Meski begitu nyatanya Malaysia tetap nekat mengklaim Ambalat. Itulah kelihaian Malaysia. Mereka tahu ada Indonesia di Ambalat. Sekarang mereka mengambil tindakan sendiri. Inilah yang membuat situasi memanas karena mereka tak berkonsultasi dengan Indonesia. Padahal, sebagai negara yang bersahabat, konsultasi soal perbatasan sangat perlu. Contohnya pada 1998 Indonesia mengubah beberapa garis pangkal Nusantara di Laut Natuna. Ketika itu nampak sekali Malaysia sebagai Negara Jiran tak bersikap sebagai tetangga yang baik.

Selain mengklaim Ambalat, malaysia juga menjadikan Karang Unarang di sebelah timur Kalimantan sebagai wilayahnya. Mungkin mereka menarik garis lurus antara Sipadan dan Sebatik. Tapi itu tak bisa dilakukan karena terlalu jauh. Jadi, sangat tidak bisa dimengerti mengapa mereka mengklaim Karang Unarang. Wilayah itu berjarak kurang dari 12 mil dari pantai Pulau Sebatik sebelah selatan, yang merupakan wilayah Indonesia. Seharusnya mereka tahu bahwa itu wilayah Indonesia. Anehnya, saat pekerja Indonesia akan memasang rambu-rambu untuk pelayaran, malah ditangkap tentara Malaysia.

Pada 1998 Indonesia memberikan konsesi Ambalat ke perusahaan minyak dunia. Secara hukum internasional hal itu dibenarkan. Soalnya, letak Ambalat dekat dengan Kalimantan Timur. Dari segi topografi Ambalat merupakan kelanjutan alamiah dari Kalimantan Timur. Menurut ilmu hukum laut, itu berakibat kewenangan di dasar laut menjadi milik Indonesia. Aturan itu sudah ditetapkan dalam konvensi hukum laut dunia tahun 1982.

Sebetulnya persoalan perbatasan memungkinkan diselesaikan secara bilateral. Indonesia pernah bertahun-tahun berunding dengan Vietnam Selatan mengenai perbatasan dekat Natuna pada 1971. kesepakatannya baru tercapai pada 2002. jadi, meski memiliki teori hukum yang berbeda, bisa tercapai kesepakatan. Kesabaran itu sangat perlu tentunya. Dalam Pasal 33 Piagam PBB tentang Hukum Laut Internasional disebutkan, bila tak bisa diselesaikan secara bilateral, ada pelbagai alternatif, misalnya mediator, arbritrator, dan mekanisme regional.

Malaysia dapat dipastikan tak akan menggunakan mekanisme regional di ASEAN, karena Malaysia punya persoalan dengan semua negara tetangganya, Singapura, Vietnam, Brunei darussalam, Filipina, dan Thailand, mengenai batas laut. Malaysia takut semua anggota ASEAN berpohak ke Indonesia.

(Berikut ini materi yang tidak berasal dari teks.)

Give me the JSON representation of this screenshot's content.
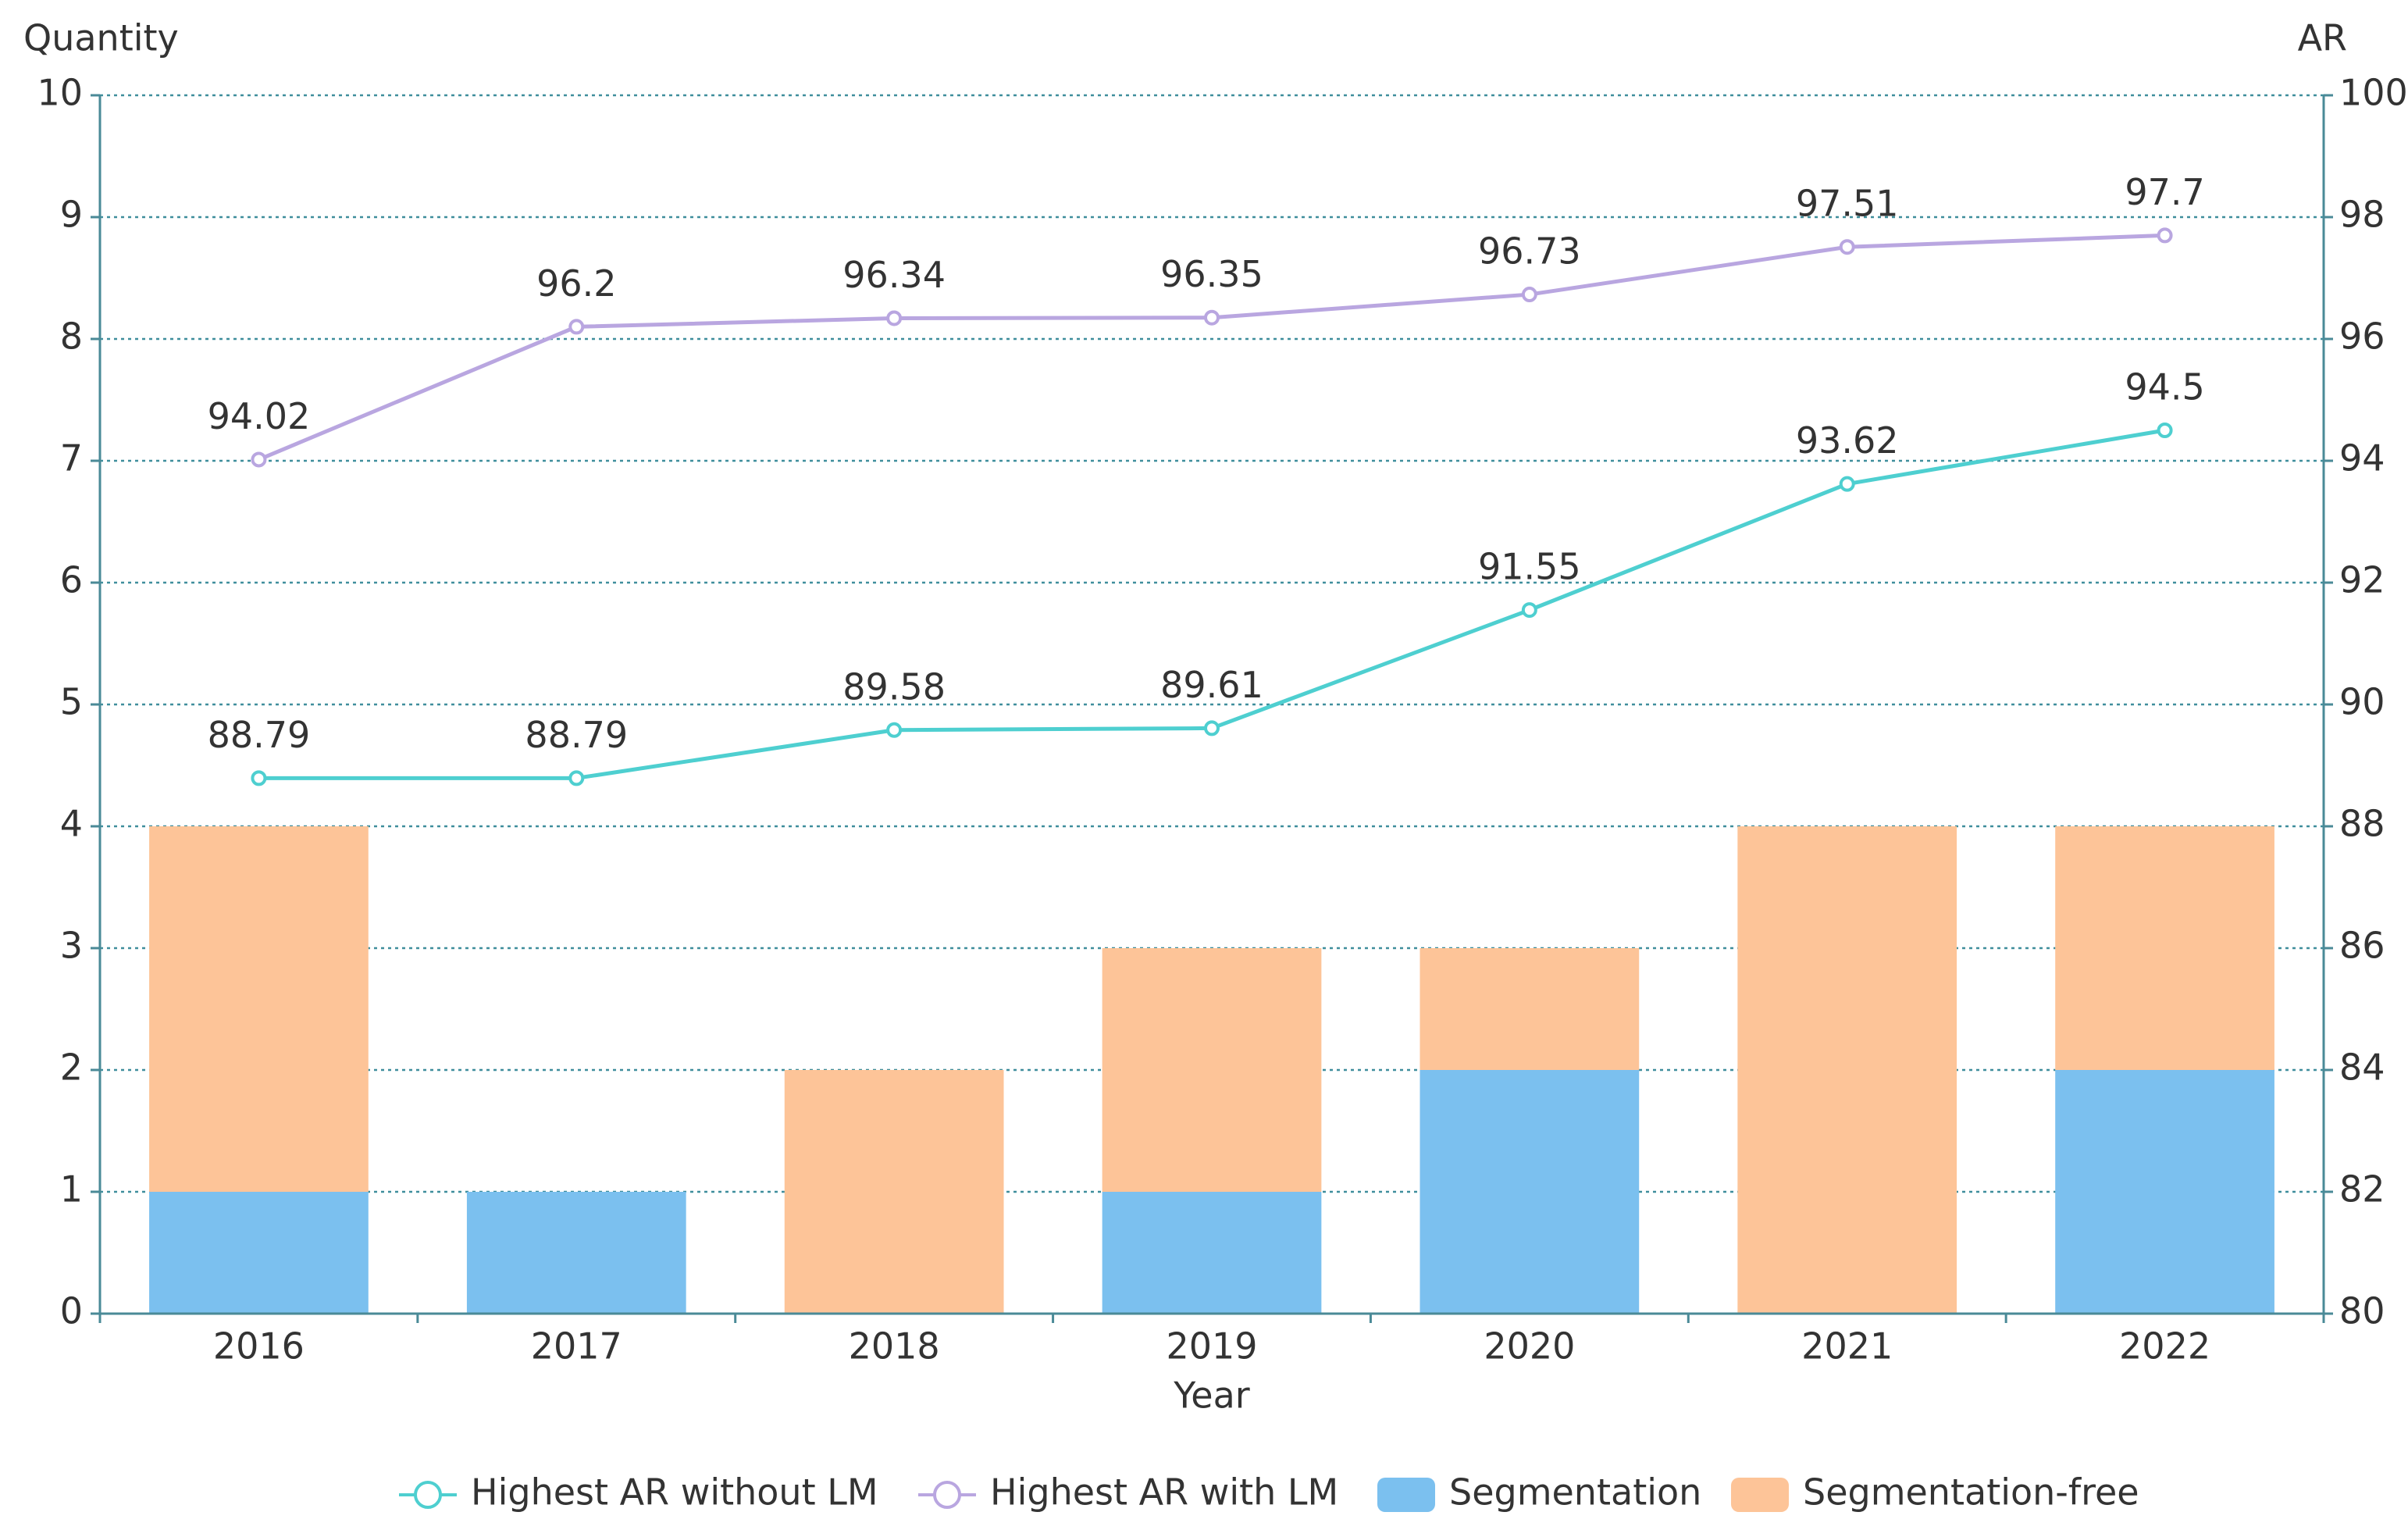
{
  "chart_data": {
    "type": "bar",
    "x_label": "Year",
    "y_label": "Quantity",
    "y2_label": "AR",
    "categories": [
      "2016",
      "2017",
      "2018",
      "2019",
      "2020",
      "2021",
      "2022"
    ],
    "series": [
      {
        "name": "Highest AR without LM",
        "type": "line",
        "axis": "y2",
        "color": "#4ecfd0",
        "values": [
          88.79,
          88.79,
          89.58,
          89.61,
          91.55,
          93.62,
          94.5
        ]
      },
      {
        "name": "Highest AR with LM",
        "type": "line",
        "axis": "y2",
        "color": "#b9a6e0",
        "values": [
          94.02,
          96.2,
          96.34,
          96.35,
          96.73,
          97.51,
          97.7
        ]
      },
      {
        "name": "Segmentation",
        "type": "bar",
        "color": "#7bc0ef",
        "values": [
          1,
          1,
          0,
          1,
          2,
          0,
          2
        ]
      },
      {
        "name": "Segmentation-free",
        "type": "bar",
        "color": "#fdc498",
        "values": [
          3,
          0,
          2,
          2,
          1,
          4,
          2
        ]
      }
    ],
    "stacked": true,
    "ylim": [
      0,
      10
    ],
    "yticks": [
      0,
      1,
      2,
      3,
      4,
      5,
      6,
      7,
      8,
      9,
      10
    ],
    "y2lim": [
      80,
      100
    ],
    "y2ticks": [
      80,
      82,
      84,
      86,
      88,
      90,
      92,
      94,
      96,
      98,
      100
    ],
    "grid": true
  }
}
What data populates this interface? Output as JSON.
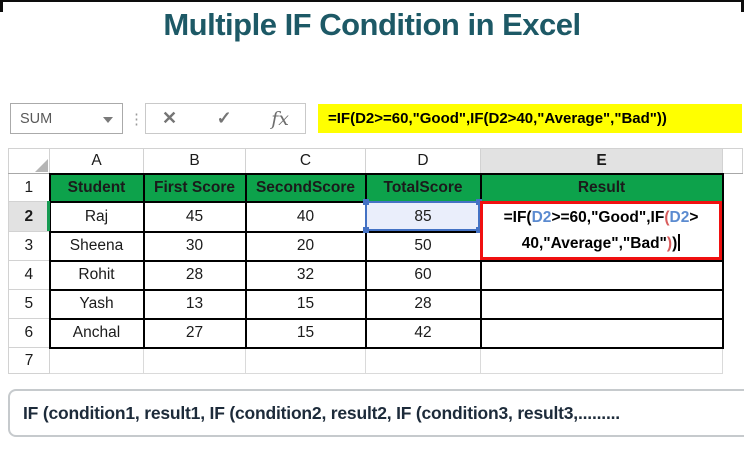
{
  "title": "Multiple IF Condition in Excel",
  "formula_bar": {
    "name_box_value": "SUM",
    "dots_separator": "⋮",
    "cancel_icon": "✕",
    "enter_icon": "✓",
    "fx_icon": "fx",
    "formula": "=IF(D2>=60,\"Good\",IF(D2>40,\"Average\",\"Bad\"))"
  },
  "grid": {
    "column_headers": [
      "A",
      "B",
      "C",
      "D",
      "E"
    ],
    "row_headers": [
      "1",
      "2",
      "3",
      "4",
      "5",
      "6",
      "7"
    ],
    "header_row": [
      "Student",
      "First Score",
      "SecondScore",
      "TotalScore",
      "Result"
    ],
    "rows": [
      [
        "Raj",
        "45",
        "40",
        "85"
      ],
      [
        "Sheena",
        "30",
        "20",
        "50"
      ],
      [
        "Rohit",
        "28",
        "32",
        "60"
      ],
      [
        "Yash",
        "13",
        "15",
        "28"
      ],
      [
        "Anchal",
        "27",
        "15",
        "42"
      ]
    ],
    "active_cell": "E2",
    "referenced_cell": "D2",
    "cell_formula": {
      "line1": [
        {
          "t": "=IF(",
          "c": "k"
        },
        {
          "t": "D2",
          "c": "b"
        },
        {
          "t": ">=60,\"Good\",IF",
          "c": "k"
        },
        {
          "t": "(",
          "c": "r"
        },
        {
          "t": "D2",
          "c": "b"
        },
        {
          "t": ">",
          "c": "k"
        }
      ],
      "line2": [
        {
          "t": "40,\"Average\",\"Bad\"",
          "c": "k"
        },
        {
          "t": ")",
          "c": "r"
        },
        {
          "t": ")",
          "c": "k"
        }
      ]
    }
  },
  "footer_note": "IF (condition1, result1, IF (condition2, result2, IF (condition3, result3,.........",
  "colors": {
    "title_teal": "#1D5966",
    "header_green": "#0DA24B",
    "highlight_yellow": "#FFFF00",
    "reference_blue": "#4472C4",
    "reference_fill": "#EAEEFB",
    "active_border_red": "#F01010",
    "selected_header_text_green": "#1E7145"
  }
}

Bila menemui jalan buntu, bisa saja dipilih solusi joint development. Indonesia termasuk pelopor dalam penggunaan mekanisme itu. Pada 1989, setelah bertahun-tahun menemui jalan buntu, Indonesia sepakat tak membuat garis batas dengan Australia di Celah Timor. Indonesia menyepakati membuat joint development dengan melakukan kerjasama ekonomi di wilayah yang disengketakan. Malaysia sangat mungkin dengan model penyelesaian seperti itu. Saat ini Malaysia punya dua joint development di Laut Cina Selatan, dengan Thailand dan Vietnam. Itu karena mereka tak sepakat dalam hal garis batas selama bertahun-tahun.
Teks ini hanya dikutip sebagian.